Speaking from his home in the eastern province of Santiago de Cuba, Mr Ferrer told reporters that "nobody" gave him a reason for his arrest. "The authorities told me that they were following orders without asking why," Spanish news agency EFE quoted him as saying.
"Since February they have made it clear to me that they don't want me in the capital and that they were going to prevent me from doing that," the dissident and former prisoner, said.
He linked his detention to his human rights activism, including documenting religious rights abuses in the Communist-run island nation.
“The police, which should be protecting the people, take orders from the Communist Party and dedicate themselves to hunt, watch, harass, impede, and detain peaceful dissidents who defend human rights, as well as Ladies in White. That is the sad reality which we try to and will change,” he said in published remarks.

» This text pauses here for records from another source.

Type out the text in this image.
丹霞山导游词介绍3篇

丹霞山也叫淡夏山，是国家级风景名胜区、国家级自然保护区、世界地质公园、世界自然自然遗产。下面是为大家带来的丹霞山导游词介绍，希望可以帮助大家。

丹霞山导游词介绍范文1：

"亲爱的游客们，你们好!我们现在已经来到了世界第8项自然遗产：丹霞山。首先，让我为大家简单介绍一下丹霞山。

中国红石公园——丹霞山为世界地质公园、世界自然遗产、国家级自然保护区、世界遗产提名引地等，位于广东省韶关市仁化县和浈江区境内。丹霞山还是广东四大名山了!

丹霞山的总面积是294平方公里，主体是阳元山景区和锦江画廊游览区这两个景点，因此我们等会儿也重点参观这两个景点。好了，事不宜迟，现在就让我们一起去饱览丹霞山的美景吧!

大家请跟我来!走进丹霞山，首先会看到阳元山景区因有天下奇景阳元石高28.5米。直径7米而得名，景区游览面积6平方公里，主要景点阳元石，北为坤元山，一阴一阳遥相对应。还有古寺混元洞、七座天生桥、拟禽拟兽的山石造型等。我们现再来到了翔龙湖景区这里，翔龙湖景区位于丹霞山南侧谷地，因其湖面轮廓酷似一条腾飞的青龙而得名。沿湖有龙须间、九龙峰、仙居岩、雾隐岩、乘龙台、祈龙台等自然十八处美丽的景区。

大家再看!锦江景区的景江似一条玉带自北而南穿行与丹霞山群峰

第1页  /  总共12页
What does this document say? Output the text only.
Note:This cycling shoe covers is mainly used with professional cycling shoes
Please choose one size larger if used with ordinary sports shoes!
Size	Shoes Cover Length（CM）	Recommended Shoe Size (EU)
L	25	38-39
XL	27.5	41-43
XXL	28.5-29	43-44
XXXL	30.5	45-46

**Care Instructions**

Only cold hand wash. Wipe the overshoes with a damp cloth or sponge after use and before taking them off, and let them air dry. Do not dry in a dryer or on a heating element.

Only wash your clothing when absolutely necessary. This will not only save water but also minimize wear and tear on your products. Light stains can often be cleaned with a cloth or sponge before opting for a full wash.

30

Mr Ferrer, 41, is the leader of the Patriotic Union of Cuba and known as a devout Catholic. In recent months, he has been actively documenting and denouncing cases of men and women who have been forcibly prevented by state security officials from participating in religious activities.
He is a member of the group of 75 political prisoners who were detained during what became known as the 2003 Black Spring Crackdown. Mr Ferrer was among a small group of dissidents who agreed to be released from prison on condition that he is allowed to stay in Cuba.
Andrew Johnston, the advocacy director of Britain-based rights group Christian Solidarity Worldwide said his organisation has welcomed Cuba's decision to release a man who he said "worked tirelessly to expose religious freedom violations" in the country.
However, "We call on the Cuban government to end the arbitrary arrest and detention of activists like Ferrer, and respect the fundamental rights of its citizens,” Mr Johnston added in a statement to BosNewsLife.
The country is currently run by Raul Castro, the world's longest-serving defense minister, who took over as president in February 2008, succeeding his ailing brother Fidel, who had been in power for five decades.
Though he has introduced some reforms, Christian groups have expressed concerns over reported attempts by authorities to control church groups.